Penemuan Alat Batu di Gua Maluku Ungkap Kehidupan Pelaut Kuno

By National Geographic Indonesia, Kamis, 3 September 2020 | 12:06 WIB
Kapak batu adalah alat penting untuk membuka hutan dan membuat kano. (The Conversation)

Nationalgeographic.co.id - Kapak dan manik-manik prasejarah yang ditemukan di gua-gua di Pulau Obi, Maluku Utara, menunjukkan bahwa area itu adalah tempat penting bagi pelaut-pelaut yang tinggal di wilayah itu ketika Zaman Es terakhir mulai berlalu.

Temuan kami, yang terbit bulan lalu di PLOS ONE, menunjukkan bahwa manusia tiba di pulau tropis tersebut paling tidak 18.000 tahun lalu, dan kemudian berhasil terus bermukim di sana selama 10.000 tahun kemudian.

Temuan itu juga menjadi bukti arkeologi pertama yang mendukung argumen bahwa pulau-pulau di sana sangat penting bagi manusia yang bermigrasi antar-pulau seribu tahun yang lalu.

Baca Juga: Arkeolog Temukan Kuburan Bersejarah dengan Lebih Dari 1.500 Kerangka

Pada awal April 2019, kami dan rekan-rekan dari Universitas Gadjah Mada dan Pusat Penelitian Arkeologi Nasional menjadi arkeolog pertama yang mengeksplor Obi.

Kami menemukan contoh kapak edge-ground (kapak yang salah satu sisinya diasah tajam) tertua dari Indonesia timur. Kapak ini dibuat dengan mengasah sebuah batu hingga tajam menggunakan material kasar seperti sandstone (batu sedimen).

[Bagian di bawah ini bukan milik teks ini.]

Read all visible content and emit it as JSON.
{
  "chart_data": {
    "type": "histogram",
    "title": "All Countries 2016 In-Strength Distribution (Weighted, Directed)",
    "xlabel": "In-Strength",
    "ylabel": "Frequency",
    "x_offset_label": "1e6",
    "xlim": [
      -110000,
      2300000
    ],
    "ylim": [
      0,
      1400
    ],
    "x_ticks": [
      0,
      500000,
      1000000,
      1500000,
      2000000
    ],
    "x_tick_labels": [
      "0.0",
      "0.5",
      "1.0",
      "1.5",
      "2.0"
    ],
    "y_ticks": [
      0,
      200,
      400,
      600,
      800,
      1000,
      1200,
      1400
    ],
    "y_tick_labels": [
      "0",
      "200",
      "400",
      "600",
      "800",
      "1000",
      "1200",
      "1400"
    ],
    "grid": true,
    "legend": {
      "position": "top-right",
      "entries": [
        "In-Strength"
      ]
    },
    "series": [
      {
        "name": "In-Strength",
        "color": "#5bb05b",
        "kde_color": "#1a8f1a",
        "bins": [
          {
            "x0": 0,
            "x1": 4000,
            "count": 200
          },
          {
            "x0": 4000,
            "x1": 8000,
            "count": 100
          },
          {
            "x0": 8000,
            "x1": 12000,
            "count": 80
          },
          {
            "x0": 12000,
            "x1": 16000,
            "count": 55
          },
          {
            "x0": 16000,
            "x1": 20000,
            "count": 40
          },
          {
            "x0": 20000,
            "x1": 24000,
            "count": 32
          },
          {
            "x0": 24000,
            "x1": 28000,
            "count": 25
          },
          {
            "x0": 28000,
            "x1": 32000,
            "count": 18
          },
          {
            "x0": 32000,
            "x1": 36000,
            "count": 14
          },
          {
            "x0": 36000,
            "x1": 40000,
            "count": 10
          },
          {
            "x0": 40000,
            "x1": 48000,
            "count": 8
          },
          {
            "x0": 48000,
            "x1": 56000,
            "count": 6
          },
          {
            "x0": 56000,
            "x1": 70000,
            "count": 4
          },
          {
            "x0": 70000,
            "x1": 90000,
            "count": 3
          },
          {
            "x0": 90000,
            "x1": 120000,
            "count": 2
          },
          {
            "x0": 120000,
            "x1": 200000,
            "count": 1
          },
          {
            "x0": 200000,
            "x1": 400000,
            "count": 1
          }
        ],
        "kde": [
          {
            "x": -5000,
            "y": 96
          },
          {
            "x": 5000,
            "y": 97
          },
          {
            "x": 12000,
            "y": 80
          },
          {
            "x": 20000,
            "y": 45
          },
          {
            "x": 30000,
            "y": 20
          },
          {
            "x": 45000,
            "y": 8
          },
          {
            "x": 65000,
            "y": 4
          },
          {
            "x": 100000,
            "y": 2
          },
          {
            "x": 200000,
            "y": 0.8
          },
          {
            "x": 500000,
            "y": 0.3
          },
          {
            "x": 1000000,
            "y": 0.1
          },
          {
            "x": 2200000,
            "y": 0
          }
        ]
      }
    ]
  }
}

Temuan kami menunjukkan bahwa orang prasejarah yang tinggal di Obi mampu hidup dengan baik di darat dan di laut, berburu di hutan hujan yang lebat, mencari makan di tepi laut, dan bahkan mungkin membuat kano untuk bepergian antarpulau.

Penelitian kami adalah bagian dari proyek untuk memahami bagaimana orang-orang pertama kali tersebar dari benua Asia, melalui kepulauan Indonesia dan tiba di Sahul - sebuah benua prasejarah yang dulu menghubungkan Australia dan Papua.

Batu loncatan

Model terbaru oleh peneliti CABAH mengidentifikasi kumpulan pulau-pulau kecil di timur laut Indonesia - khususnya Obi - sebagai “batu loncatan” yang paling mungkin digunakan oleh manusia dalam perjalanan mereka ke arah timur menuju daerah utara Sahul (kini Pulau Papua), sekitar 65.000-50.000 tahun yang lalu.

Migrasi melewati wilayah ini - yang dinamai Wallacea diambil dari nama penjelajah penyelidik alam asal Inggris Alfred Russel Wallace - membutuhkan beberapa kali penyeberangan pada zaman dulu.

Dengan demikian, kepulauan yang sangat besar ini memiliki signifikansi unik dalam sejarah ini, karena wilayah ini menjadi tempat orang-orang berangkat melakukan perjalanan laut yang lama.